Rodrigo – Nosso foco são os pequenos volumes. Em grandes volumes, normalmente se adota modelo monomarca. Na primeira fase, temos capacidade potencial para 10 mil veículos, e a projeção para 2026 é de 6 mil unidades. Vamos ampliar progressivamente essa capacidade. A planta anterior, desativada há alguns anos, tinha capacidade bastante limitada – produziu 26 mil veículos ao longo de 25 anos. Foi necessário realizar um investimento completo de readequação e ampliação. Já no primeiro ano, teremos capacidade para produzir 10 mil veículos.

ME – Já existe cronograma para a primeira e a segunda fase?

Rodrigo – Temos internamente, em fase final de ajustes, pois ainda estamos negociando.
A planta, quando adquirimos, tinha 120 mil m². Estamos adicionando mais 480 mil m². A terraplanagem já está em andamento, e finalizamos projetos de uso da área alinhados ao potencial novo cliente. Já trabalhamos nas fases 2 e 3. A fase 2 inclui ampliar a planta de 120 mil para 600 mil m² ainda em 2026.

ME – Quais são os próximos marcos importantes?

Rodrigo – Os primeiros funcionários foram contratados e treinados nas plantas da GM e pelo nosso próprio time de engenharia no Ceará. Em dezembro, iniciamos a produção em menor escala — veículos já vendáveis, mas feitos em volume reduzido para multiplicação da mão de obra. Em janeiro, entramos no ritmo normal de produção. O próximo marco será o início da produção de um novo modelo ainda no primeiro semestre de 2026.

Rodrigo Teixeira ao lado do governador do Ceará, Elmano Teixeira, durante o Salão de Automoveis em São Paulo - Foto: Divulgação
Rodrigo Teixeira ao lado do governador do Ceará, Elmano de Freitas, durante o Salão de Automoveis em São Paulo – Foto: Divulgação

ME – Existe a ideia de capacitação com universidades locais? Como será formada a mão de obra que vai atuar na planta?

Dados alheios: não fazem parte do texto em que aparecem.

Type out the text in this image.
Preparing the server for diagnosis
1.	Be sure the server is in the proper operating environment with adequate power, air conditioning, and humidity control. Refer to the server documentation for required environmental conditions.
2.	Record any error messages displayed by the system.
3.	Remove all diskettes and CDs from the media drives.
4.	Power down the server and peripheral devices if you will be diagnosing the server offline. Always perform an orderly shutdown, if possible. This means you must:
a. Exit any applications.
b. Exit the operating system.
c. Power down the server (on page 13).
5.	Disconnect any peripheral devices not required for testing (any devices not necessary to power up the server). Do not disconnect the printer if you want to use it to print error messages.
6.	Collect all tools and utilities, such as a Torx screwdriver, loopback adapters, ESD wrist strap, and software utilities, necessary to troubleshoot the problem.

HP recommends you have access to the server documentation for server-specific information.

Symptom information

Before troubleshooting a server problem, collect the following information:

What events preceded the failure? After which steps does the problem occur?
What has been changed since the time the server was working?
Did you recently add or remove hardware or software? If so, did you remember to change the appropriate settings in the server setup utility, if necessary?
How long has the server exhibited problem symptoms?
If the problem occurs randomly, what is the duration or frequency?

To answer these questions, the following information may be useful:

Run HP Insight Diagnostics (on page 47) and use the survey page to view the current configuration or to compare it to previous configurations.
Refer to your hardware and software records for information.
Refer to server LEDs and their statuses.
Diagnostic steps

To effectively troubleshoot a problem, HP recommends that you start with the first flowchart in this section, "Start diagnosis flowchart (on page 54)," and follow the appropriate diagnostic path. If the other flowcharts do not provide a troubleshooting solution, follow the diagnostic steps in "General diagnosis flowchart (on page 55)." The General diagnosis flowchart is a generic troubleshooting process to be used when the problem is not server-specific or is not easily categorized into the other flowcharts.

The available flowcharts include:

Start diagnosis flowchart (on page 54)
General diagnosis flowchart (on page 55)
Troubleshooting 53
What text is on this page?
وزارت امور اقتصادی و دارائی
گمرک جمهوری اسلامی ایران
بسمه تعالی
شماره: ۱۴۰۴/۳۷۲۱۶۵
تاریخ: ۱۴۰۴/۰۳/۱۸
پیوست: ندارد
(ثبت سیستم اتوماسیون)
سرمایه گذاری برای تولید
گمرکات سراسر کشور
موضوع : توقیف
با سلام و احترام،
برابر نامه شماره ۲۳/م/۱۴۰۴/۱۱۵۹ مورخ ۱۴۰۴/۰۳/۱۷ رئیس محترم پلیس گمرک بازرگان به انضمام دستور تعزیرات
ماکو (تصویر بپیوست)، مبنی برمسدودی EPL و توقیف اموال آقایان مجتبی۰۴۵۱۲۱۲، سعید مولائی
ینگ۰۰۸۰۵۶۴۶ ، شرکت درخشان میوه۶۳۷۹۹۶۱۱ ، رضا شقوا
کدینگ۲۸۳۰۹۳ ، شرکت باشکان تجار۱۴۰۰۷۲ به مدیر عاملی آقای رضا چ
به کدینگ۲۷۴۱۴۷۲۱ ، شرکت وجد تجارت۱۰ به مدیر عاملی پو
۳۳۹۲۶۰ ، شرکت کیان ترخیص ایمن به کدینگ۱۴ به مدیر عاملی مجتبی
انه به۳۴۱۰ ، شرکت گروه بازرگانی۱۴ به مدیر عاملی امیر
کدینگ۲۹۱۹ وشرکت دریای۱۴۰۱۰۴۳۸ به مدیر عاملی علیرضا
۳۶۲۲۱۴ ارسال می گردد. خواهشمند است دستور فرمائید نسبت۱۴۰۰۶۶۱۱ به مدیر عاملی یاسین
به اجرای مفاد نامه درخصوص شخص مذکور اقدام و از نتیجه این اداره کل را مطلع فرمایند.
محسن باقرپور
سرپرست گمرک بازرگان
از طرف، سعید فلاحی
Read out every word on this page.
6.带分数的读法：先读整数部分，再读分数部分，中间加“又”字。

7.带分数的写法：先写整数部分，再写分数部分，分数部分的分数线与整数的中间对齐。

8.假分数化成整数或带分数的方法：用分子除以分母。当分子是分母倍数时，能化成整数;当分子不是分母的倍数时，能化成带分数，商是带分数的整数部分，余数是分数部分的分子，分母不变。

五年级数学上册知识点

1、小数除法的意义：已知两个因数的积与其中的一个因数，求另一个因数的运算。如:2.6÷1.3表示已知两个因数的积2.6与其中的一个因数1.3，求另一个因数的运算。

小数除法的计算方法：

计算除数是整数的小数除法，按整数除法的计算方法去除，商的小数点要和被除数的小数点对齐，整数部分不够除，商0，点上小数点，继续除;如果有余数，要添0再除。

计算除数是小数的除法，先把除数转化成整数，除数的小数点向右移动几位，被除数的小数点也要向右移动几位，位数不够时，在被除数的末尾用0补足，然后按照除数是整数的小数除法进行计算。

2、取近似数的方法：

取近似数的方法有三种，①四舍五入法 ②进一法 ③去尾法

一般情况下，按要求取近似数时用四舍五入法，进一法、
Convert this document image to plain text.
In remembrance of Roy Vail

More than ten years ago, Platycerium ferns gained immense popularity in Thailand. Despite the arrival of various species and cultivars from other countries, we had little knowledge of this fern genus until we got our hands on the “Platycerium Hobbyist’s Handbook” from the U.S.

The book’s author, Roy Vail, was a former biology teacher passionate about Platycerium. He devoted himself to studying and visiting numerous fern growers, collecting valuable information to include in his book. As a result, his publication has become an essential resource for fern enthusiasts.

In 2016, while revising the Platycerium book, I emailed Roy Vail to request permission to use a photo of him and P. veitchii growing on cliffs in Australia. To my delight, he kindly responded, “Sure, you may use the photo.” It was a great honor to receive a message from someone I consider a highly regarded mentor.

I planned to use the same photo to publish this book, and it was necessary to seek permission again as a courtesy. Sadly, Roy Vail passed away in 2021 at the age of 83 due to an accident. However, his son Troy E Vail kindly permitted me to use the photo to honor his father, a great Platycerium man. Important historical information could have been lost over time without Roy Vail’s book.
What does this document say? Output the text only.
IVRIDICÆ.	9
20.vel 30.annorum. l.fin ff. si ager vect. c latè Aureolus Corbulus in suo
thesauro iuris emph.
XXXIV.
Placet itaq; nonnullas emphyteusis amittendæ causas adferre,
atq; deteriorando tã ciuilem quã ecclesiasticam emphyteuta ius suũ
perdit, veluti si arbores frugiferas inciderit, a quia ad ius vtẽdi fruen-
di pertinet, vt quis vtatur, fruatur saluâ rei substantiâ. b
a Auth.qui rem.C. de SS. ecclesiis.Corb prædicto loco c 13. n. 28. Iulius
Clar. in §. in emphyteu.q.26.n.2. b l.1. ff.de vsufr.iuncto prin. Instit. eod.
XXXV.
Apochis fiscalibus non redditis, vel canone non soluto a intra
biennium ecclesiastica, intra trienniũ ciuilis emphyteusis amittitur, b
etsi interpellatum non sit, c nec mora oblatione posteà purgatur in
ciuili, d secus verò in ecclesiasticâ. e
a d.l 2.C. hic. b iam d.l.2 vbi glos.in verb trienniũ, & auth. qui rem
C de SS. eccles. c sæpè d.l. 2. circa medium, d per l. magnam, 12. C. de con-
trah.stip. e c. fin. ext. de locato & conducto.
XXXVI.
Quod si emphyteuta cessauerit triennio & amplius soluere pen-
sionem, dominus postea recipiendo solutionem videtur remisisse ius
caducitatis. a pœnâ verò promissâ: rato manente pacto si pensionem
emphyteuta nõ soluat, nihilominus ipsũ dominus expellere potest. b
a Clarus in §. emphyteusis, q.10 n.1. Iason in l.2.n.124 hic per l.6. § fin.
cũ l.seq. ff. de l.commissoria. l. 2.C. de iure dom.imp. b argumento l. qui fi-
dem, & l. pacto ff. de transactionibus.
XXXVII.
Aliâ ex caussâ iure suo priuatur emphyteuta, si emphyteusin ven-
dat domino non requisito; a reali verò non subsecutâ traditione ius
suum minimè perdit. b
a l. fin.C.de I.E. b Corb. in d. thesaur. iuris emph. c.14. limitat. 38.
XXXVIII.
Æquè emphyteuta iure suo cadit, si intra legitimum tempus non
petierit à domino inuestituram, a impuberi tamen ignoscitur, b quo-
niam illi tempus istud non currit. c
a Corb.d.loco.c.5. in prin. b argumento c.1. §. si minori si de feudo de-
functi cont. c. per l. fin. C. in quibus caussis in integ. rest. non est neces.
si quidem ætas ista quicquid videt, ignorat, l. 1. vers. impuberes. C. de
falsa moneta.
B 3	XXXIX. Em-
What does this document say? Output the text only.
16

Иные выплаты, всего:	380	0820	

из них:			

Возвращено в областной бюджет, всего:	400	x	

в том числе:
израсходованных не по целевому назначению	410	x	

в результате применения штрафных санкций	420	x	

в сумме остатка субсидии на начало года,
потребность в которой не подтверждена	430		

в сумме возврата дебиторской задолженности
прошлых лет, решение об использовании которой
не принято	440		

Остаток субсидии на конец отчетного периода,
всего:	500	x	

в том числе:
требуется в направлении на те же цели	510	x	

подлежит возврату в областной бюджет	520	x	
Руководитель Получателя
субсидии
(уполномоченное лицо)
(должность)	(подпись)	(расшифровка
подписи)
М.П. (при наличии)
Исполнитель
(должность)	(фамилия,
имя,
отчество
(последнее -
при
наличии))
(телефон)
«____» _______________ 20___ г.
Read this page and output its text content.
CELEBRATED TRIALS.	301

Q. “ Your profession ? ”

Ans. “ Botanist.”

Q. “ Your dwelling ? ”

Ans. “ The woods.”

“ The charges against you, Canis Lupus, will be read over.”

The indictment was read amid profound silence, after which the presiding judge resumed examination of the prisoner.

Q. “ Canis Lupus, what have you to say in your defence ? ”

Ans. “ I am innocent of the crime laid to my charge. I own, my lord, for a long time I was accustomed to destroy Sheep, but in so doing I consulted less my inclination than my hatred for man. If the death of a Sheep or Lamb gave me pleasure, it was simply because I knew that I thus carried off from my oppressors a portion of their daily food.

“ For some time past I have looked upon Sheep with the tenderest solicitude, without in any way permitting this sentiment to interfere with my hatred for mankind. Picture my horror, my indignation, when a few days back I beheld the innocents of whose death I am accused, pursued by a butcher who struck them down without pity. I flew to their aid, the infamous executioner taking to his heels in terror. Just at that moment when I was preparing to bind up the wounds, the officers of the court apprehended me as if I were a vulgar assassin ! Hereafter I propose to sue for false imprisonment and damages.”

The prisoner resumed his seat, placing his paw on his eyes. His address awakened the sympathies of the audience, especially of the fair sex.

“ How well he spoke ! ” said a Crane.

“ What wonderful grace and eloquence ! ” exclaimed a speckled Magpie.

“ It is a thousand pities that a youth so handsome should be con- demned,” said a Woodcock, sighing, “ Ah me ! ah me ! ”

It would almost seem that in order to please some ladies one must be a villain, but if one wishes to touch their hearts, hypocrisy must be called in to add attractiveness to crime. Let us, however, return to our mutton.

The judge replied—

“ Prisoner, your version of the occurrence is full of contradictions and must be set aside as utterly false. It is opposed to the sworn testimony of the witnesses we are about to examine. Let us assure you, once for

Rodrigo – A planta já nasce com uma parceria importante com o Senai local, com apoio da Federação das Indústrias e do Governo do Estado do Ceará. Sempre tivemos consciência do peso da educação no Ceará, um estado referência na área, mas foi uma agradável surpresa encontrar um alto nível de qualificação e comprometimento das pessoas. Nossa prioridade é contratar mão de obra do Ceará e da região Nordeste, com foco desenvolvimentista. Vamos ampliar essas parcerias à medida que a planta e o polo evoluírem, com novos convênios e com certeza atentos à inauguração do ITA (Instituto Tecnológico da Aeronáutica) no Ceará este ano. O ITA, junto ao Polo Automotivo do Ceará, pode ser uma das âncoras do desenvolvimento de tecnologia brasileira no setor de engenharia automotiva.